Like his previous album for 4AD, 2010's Before Today, this one, titled Mature Themes, displays AP's "new" sound, one that's (slightly) less fucked up, (somewhat) more slickly produced than his pre-4AD output. It took us little while to adjust to the not as lo-fi, not quite so shambolic AP, but now we're fully into it. And really it's not that big of a change anyway. Ariel Pink's Haunted Graffiti still traffic in a twisted take on sunshiney psychedelic '60s/'70s AM radio pop, and '80s synth stuff, blended with darker, more drug addled fare, like the fuzz filled "Early Birds Of Babylon" with its propulsive, "driving at night" postpunk vibe.
Thus, Mature Themes has been on heavy rotation here in the store ever since we got it in, and never fails to bring big smiles to our faces with its mix of dreamy, cotton candy colored melodies, bizarre lovelorn lyrics, and quirky elaborate vocal arrangements (that make us think Ariel is probably a big Sparks fan). Those grins start right from the get-go, when the song "Kinski Assassin" opens the proceedings with lyrics that include (repeatedly) the lines "Who sunk my battleship / I sunk my battleship", delivered in a mopey voice over a hiccupping beat. Love it!
The whole record is full of treats, we're pegging "Only In My Dreams" for a hit (and yeah, they made a goofy video for that one, see above) but there's lots more, every track has its charms. Maybe our favorite is the one from which the lines quoted at the top of this review come, "Symphony Of The Nymph", which is indeed a symphonic prog-pop opus of sorts, with lots of parts, that comes across like a collaboration between eccentric '60s pop producer Joe Meek and equally eccentric "song-poem" composer Rodd Keith, thanks to its echoes of Meek's space age hit "Telstar" (and "Apache"!) and the strange, singsong rhyming lyrics. If that's not a recommendation, we don't know what is. Also, the way Ariel Pink squeaks out his name in a high voice kills us every time.

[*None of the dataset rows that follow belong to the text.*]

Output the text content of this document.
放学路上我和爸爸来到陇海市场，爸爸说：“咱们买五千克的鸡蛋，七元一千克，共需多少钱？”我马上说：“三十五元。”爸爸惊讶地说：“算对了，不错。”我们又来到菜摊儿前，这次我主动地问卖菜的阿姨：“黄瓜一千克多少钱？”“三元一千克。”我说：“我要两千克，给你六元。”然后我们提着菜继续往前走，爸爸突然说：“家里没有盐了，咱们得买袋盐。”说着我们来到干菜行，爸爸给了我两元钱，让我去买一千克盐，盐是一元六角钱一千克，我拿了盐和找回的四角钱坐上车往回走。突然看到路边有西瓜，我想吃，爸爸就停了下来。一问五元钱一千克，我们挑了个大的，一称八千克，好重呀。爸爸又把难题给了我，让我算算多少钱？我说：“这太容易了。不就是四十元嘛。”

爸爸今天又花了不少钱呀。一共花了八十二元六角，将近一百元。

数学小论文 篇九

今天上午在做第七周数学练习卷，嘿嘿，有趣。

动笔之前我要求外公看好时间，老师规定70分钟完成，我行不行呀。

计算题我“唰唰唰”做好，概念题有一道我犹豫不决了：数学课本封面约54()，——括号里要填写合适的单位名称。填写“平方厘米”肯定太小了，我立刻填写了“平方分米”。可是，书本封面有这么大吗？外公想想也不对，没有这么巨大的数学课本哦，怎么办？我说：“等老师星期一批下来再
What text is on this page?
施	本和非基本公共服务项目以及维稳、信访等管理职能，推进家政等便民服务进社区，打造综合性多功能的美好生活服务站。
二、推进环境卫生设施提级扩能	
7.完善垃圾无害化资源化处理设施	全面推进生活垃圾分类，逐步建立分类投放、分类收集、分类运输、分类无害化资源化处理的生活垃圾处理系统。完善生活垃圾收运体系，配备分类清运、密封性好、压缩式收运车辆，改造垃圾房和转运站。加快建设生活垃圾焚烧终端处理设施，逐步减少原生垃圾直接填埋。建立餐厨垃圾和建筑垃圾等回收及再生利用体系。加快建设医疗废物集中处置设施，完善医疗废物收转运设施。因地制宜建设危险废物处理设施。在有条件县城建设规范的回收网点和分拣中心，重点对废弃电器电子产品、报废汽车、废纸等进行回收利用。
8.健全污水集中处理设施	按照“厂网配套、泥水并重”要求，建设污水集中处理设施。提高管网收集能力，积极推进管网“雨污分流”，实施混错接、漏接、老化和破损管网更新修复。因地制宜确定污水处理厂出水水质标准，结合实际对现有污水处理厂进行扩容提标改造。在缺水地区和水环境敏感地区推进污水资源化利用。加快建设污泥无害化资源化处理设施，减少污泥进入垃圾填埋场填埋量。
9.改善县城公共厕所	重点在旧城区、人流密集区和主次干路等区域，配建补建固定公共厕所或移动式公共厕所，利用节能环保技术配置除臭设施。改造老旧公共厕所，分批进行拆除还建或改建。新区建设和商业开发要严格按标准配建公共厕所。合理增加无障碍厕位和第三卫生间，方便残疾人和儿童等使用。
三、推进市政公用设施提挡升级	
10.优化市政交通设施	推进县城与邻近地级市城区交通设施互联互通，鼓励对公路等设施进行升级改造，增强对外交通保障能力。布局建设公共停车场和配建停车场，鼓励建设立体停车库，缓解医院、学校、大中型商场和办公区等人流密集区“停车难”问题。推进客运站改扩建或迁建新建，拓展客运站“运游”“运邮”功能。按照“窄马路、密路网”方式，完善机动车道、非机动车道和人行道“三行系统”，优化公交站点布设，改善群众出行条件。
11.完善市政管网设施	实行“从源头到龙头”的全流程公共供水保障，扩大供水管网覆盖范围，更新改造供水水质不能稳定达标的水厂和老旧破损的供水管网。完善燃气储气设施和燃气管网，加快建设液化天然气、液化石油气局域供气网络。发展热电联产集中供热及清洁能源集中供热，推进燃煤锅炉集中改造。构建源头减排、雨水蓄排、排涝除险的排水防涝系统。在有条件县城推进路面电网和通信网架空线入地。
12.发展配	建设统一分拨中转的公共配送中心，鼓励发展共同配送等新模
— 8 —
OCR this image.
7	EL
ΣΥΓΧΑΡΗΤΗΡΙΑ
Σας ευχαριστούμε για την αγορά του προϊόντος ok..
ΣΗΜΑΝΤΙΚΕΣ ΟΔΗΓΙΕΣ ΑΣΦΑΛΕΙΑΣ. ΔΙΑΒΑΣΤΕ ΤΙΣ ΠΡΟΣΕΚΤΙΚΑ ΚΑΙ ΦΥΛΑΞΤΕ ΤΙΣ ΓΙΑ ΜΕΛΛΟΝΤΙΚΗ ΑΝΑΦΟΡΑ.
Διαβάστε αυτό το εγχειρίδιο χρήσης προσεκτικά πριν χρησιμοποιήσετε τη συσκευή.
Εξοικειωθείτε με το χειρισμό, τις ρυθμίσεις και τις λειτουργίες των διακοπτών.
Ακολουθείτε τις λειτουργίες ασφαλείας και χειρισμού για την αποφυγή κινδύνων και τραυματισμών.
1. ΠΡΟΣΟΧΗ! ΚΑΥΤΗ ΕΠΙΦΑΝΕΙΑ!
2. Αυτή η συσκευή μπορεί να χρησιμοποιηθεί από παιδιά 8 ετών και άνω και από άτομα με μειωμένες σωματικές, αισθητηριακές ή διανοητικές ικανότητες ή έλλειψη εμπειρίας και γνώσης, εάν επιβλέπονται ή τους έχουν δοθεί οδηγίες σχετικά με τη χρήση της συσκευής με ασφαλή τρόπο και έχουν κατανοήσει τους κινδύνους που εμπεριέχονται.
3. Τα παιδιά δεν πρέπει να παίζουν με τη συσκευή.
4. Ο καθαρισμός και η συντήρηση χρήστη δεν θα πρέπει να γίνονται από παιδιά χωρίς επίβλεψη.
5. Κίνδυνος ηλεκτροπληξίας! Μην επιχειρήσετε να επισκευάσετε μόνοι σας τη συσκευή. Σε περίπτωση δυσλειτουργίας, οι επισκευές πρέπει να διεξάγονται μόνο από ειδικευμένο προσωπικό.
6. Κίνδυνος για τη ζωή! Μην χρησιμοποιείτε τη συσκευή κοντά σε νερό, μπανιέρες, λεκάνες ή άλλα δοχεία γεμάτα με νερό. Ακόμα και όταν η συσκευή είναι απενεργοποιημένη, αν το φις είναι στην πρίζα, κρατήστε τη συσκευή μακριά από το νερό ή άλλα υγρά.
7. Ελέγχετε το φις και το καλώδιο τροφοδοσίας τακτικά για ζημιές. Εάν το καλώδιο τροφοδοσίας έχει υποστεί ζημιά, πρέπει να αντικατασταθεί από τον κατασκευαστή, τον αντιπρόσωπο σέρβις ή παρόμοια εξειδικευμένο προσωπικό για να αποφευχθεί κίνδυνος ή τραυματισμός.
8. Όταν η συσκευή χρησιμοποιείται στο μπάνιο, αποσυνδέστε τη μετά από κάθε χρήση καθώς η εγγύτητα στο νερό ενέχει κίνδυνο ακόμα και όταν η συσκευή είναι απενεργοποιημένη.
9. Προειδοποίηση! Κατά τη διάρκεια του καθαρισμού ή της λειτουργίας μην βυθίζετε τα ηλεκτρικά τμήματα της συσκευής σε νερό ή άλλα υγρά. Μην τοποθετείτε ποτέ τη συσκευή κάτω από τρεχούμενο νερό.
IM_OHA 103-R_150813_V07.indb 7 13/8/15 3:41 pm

Also gotta mention the smooth and soulful album closing ballad "Baby", with help from DamFunk on vocals; it's a cover of a song by Donnie & Joe Emerson, from their 1979 album Dreamin' Wild, that we made an aQ Record Of The week recently when it was reissued. The AP version amazingly sticks pretty close to the original, not noisily messing with it or anything, which points up how wonderfully warped AP's own songs still sound, despite the slightly higher fidelity, cleaned-up production we mentioned above.
Like we said, we've been playing this album a lot, and are probably gonna keep playing it over and over until somebody makes us stop. Just can't get enough of the Ariel Pink sound, and it IS a sound of his own; gotta hand it to him, he's already (a while ago) reached that point where, as shorthand, we describe lots of other artists, many of whom were influenced by him, as sounding like Ariel Pink.